Cluster block query when one node down.

Open iamruhua opened this issue 3 years ago • 1 comments

I follow the instruction to create a citus cluster with 5 worker and set the replication factor to 3. (With docker-compose -p citus up and scaled the worker to 5) Then created a distributed test_table as described in the official online document. Inserted 100k data to the database. I verifyed the shards are distributed by using SELECT * FROM pg_dist_shard_placement, and successfully ran the select * from master server.

Then I was trying to test the high availability, so I shutdown one worker1 and tried the same query select * from test_table.

The expected result will be 100000 returned immediately, since there's a high availability natively built in. The actual result is, the query will be blocked all the way to the expiration. Unless I restart the "failed" node during the blocking time.
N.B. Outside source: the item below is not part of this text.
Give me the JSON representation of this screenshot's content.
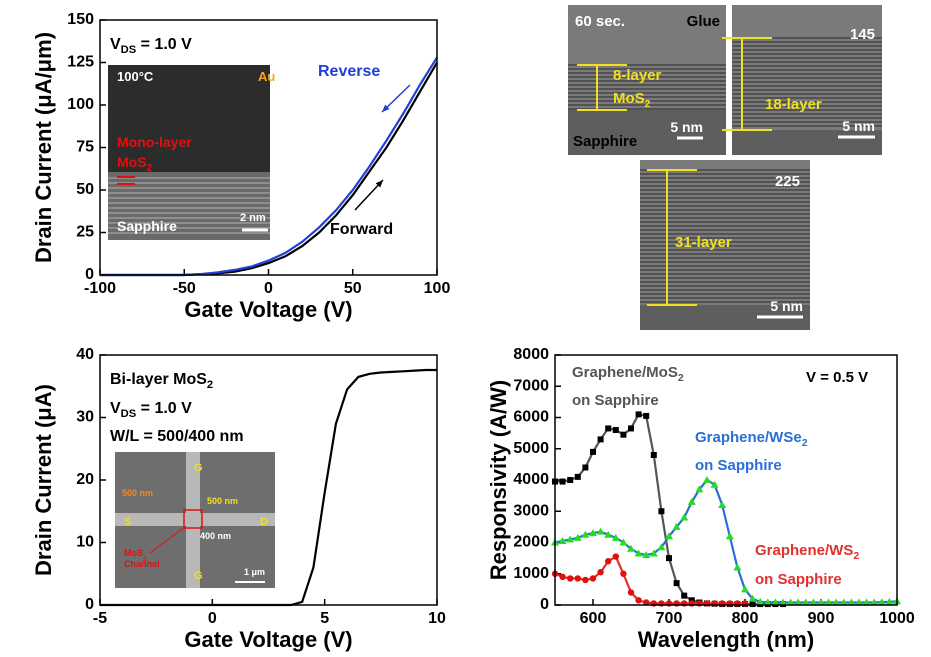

I was expecting the cluster to automatically redirect the query to other available worker nodes with the same shards stored in worker 1.Is there anything else I have to do beyond using the "official docker images and instruction"

Aug 16 '22 03:08 iamruhua

In the document, there's a section mentioning "Coordinator Node Failures" and "Worker Node Failures". It seems I need to create standby nodes for worker and coordinator.

Is the coordinator node equal to the docker master node?
From my point of view, in documents Citus 11 has sharding+replication+"Query from any node" functions, am I wrong?
Why we still need the hot standby besides the resource reservation?

Aug 16 '22 03:08 iamruhua